Still a work in progress, but here's where I am as of today.






Thanks for your time. And like Bartles and James used to say..."Thank you for your support"


----------



## Quercusuber (Nov 10, 2011)

Almost in the unreachable depths of human slingshooting!!


----------



## GrayWolf (May 14, 2012)

And the bar goes up again!!







Wow!! How about a pic & description of the equipment used? Inquiring minds want to know









Todd


----------



## capnjoe (Jun 3, 2012)

GrayWolf said:


> And the bar goes up again!!
> 
> 
> 
> ...


Okeechobee! "Five minutes Turkish."

Here she is. My gal. Ray's Super Pouch and Tex-Shooter's small diameter black tubage 5 1/2 inches fork to pouch.


----------



## tnflipper52 (Jan 26, 2012)

A pickle forkin' demon you are Joe. Noticed the bare footsies there son. Ever zing one off that big toe yet? Hopin' you never get the dreaded black toenail syndrome.


----------



## Rayshot (Feb 1, 2010)

Go Captnjoe, Go Captnjoe, don't hit your toe.


----------



## capnjoe (Jun 3, 2012)

Just once. It was in my foot shootin' video. I don't wear shoes until it gets cold.


----------



## GrayWolf (May 14, 2012)

Looks like the Pocket Dolphin....sweet!! Tex has small tubing in black? I'll have to look into that on my next order. And i like the custom holster...gonna have to talk to my leather guy...he owes me one.

Nice looking set up.

Thanks for the info.

Todd


----------



## Beanflip (Sep 11, 2010)

capnjoe said:


> Just once. It was in my foot shootin' video. I don't wear shoes until it gets cold.
> 
> 
> 
> ...


----------



## BootMuck (Sep 11, 2012)

Nice shooting Cap'n!

I haven't had the pleasure of shooting as much lately. Splitting time between "practice" building and target practice!

Keep up the good work!


----------



## capnjoe (Jun 3, 2012)

Thanks, Bryan. I shall endeavor to entertain... 
Can't wait to see what you're building in there.

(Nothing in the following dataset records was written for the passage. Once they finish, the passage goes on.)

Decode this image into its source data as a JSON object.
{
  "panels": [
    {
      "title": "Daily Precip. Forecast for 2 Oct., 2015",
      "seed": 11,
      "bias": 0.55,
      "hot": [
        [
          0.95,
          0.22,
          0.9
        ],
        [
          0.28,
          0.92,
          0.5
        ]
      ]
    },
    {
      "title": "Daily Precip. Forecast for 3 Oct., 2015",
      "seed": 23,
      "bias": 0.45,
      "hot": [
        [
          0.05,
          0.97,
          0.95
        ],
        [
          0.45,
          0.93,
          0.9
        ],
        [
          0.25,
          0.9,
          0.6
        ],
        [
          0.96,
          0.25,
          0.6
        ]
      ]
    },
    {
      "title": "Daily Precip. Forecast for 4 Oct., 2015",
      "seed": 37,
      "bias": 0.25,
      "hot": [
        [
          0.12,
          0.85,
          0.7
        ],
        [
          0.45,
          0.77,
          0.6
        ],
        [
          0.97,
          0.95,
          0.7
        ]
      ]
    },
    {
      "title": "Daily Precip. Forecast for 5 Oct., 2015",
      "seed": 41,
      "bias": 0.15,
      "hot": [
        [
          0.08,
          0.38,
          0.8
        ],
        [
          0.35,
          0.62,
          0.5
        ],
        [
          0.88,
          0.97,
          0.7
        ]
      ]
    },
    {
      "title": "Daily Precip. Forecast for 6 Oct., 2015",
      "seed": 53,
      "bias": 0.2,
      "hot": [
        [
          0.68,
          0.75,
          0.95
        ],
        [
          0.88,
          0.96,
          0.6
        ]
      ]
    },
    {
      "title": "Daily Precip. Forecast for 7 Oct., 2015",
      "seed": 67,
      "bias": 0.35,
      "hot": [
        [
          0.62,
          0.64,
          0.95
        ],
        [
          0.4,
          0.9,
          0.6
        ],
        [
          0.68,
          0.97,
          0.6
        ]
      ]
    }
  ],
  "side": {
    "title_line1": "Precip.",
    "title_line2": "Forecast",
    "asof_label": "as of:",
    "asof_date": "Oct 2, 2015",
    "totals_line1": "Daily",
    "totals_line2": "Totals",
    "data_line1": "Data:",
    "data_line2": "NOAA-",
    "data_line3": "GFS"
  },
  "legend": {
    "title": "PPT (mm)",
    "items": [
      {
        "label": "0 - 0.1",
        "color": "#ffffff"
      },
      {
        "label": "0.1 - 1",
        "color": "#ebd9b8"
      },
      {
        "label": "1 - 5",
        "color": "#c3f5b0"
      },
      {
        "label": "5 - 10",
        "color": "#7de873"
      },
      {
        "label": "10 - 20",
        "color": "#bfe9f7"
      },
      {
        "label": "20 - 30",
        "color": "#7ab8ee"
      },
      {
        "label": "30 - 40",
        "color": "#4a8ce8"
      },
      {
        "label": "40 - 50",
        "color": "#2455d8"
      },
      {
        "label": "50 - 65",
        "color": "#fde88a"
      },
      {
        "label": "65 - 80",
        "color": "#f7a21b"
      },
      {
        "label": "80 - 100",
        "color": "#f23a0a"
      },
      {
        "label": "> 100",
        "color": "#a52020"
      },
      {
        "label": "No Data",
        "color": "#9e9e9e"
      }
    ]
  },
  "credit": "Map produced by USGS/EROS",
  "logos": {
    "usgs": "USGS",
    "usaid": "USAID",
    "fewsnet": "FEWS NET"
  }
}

We have a right to know what you're doing with a router and a saw....


----------



## LittleBear (Mar 24, 2012)

Cap wonder whose having more fun, we who watch or you who shoot?

Don't shot a toe









Cheers


----------



## lightgeoduck (Apr 3, 2011)

Ha... nice barefoot shooting









LGD


----------



## capnjoe (Jun 3, 2012)

LittleBear said:


> Cap wonder whose having more fun, we who watch or you who shoot?
> 
> Don't shot a toe
> 
> ...


Good question. I know it's not the can, so that narrows it down some.
Glad you enjoy them...


----------



## Sofreto (May 10, 2012)

capnjoe said:


> And the bar goes up again!!
> 
> 
> 
> ...


Okeechobee! "Five minutes Turkish."

Here she is. My gal. Ray's Super Pouch and Tex-Shooter's small diameter black tubage 5 1/2 inches fork to pouch.
View attachment 26871

View attachment 26872

View attachment 26873

[/quote]And Paw's little PFS....


----------